I'm thinking about waxing over this one actually. I might get some Kamikaze Infinity wax to use on it.

I've also got some Angelwax The 5th Element and Enigma sitting here, they're both superb waxes! :thumb:


----------



## halam (Apr 7, 2011)

Fantastic results and some great reflections! 

How did you know that you removed the previous ISM coating?


----------



## -Raven- (Aug 26, 2010)

sm81 said:


> That gloss is like a pond....!
> 
> When Subaru is on the line?


I did the WRX about a month ago in Kamikaze Miyabi and ISM. It looks absolutely stunning! I've just got to do that write up, and a few others. I've been a bit lazy lately haha! 

Here's a sneak peak!


----------



## -Raven- (Aug 26, 2010)

66Rob said:


> Absolutely gorgeous Raven, remember your car from last year stunning, and will get myself some of the Angelwax Heaven for Leather..


Thank you for your kind words. 

Get both the Angelwax Heaven for Leather and the Hide-Rate. :thumb:

The Angelwax Heaven For Leather is a very decent cleaner indeed. It foams up nicely with some gentle agitation, and leaves the leather nice and clean.

The Angelwax Hide-Rate is the voodoo product! Apply it on wet and don't touch it. Wait an hour or so for it to soak in and do it's magic! You'll probably think it's just like any other leather dressing when you first apply it to start with, but wait that hour and come back and check on it again, WOW! It works wonders!


----------



## -Raven- (Aug 26, 2010)

halam said:


> Fantastic results and some great reflections!
> 
> How did you know that you removed the previous ISM coating?


Cheers! 

You know it's removed by look and feel of the paint. :thumb:


----------



## tonyy (Jul 26, 2008)

Stunning :thumb:


----------



## Demetrios72 (Jun 27, 2011)

stunning motor!

Great work!! :thumb:


----------



## Stokie (Jun 9, 2013)

I hated the Lexus I had, but seeing this thread, I'm now wishing I kept mine! Awesome looking motor.


----------



## Mrorange2 (Apr 6, 2015)

wow great work wish I could do this to mine lol


----------



## Rae1001 (Aug 6, 2013)

That does really look stunning. Ive always loved these lexus, and more so after seeing this.
Well done

Sent from my SM-G930F using Tapatalk


----------



## -Raven- (Aug 26, 2010)

Went scoping out some places to take photos at night and came back to graffiti all over my car! :lol:


----------



## Daniel Branco (May 1, 2016)

Lovely, dream work!


----------



## alfa.rbt (Jun 22, 2013)

Stunning! I think I'll be getting ISM on my giulietta in April rather than putting on fusso! From what I gather ISM is relatively easy coating to use (it'll be my first time with coating)


----------



## muchoado (Dec 5, 2016)

beautiful


----------



## Lowlife (Jun 17, 2016)

Raven, you are a true sensei! I'll be doing Enrei along with full range of Kamikaze products on my new ride.


----------



## alfa.rbt (Jun 22, 2013)

Lowlife said:


> Raven, you are a true sensei! I'll be doing Enrei along with full range of Kamikaze products on my new ride.

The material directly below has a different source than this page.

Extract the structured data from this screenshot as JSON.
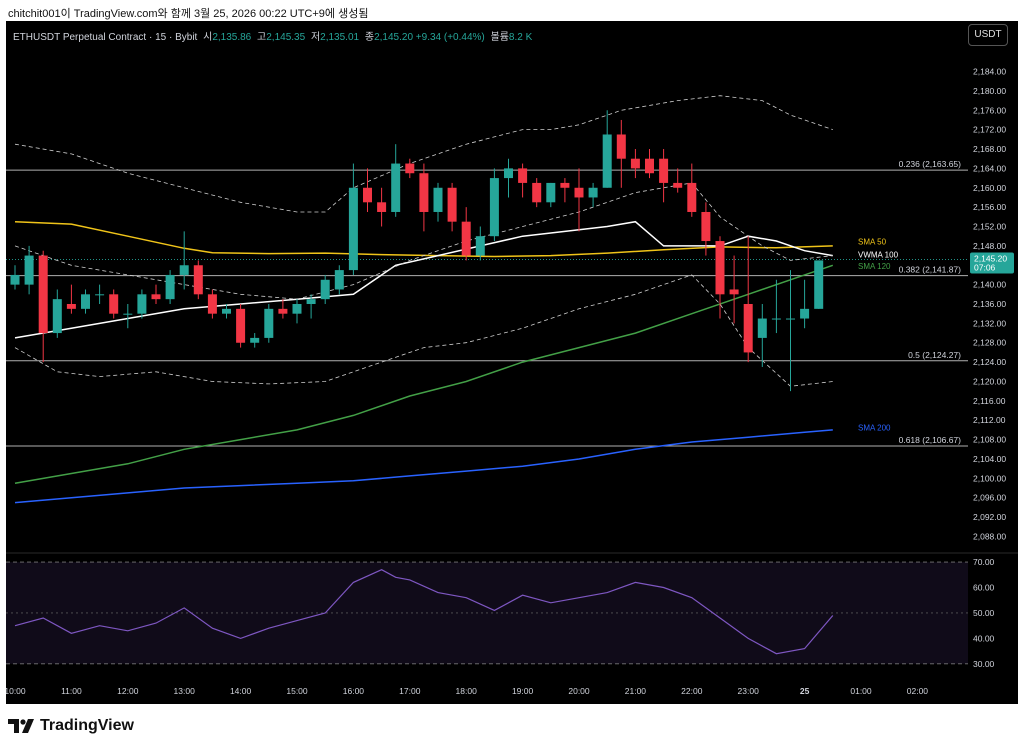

I'm pretty sure Enrei is Pro only so unless you are a pro you will not be doing it on your own.


----------



## Lowlife (Jun 17, 2016)

alfa.rbt said:


> I'm pretty sure Enrei is Pro only so unless you are a pro you will not be doing it on your own.


I'm a pro. :thumb:


----------



## -Raven- (Aug 26, 2010)

Lowlife said:


> Raven, you are a true sensei! I'll be doing Enrei along with full range of Kamikaze products on my new ride.


Sweet! I've got the Miyabi and ISM on my WRX as well. Epic quality coatings these Kamikaze ones! :thumb:



Lowlife said:


> I'm a pro. :thumb:


You'll love the Kamikaze ISM Pro as well!


----------



## sm81 (May 14, 2011)

Any updates for this or WRX?


----------



## sm81 (May 14, 2011)

Any updates? Still holding?


----------



## Mr Gurn (Dec 9, 2009)

That's simply stunning!


----------



## Derek Mc (Jun 27, 2006)

Beautiful flake pop porn!!!!!


----------



## AudiPhil (Aug 11, 2018)

Stunning! Super work


----------



## ollienoclue (Jan 30, 2017)

That is absolutely epic. Two questions, what are these cars like to run, are they reasonable and are they reliable? I can see myself running one but it would be a second hand one with about 60-80K on the clock.


----------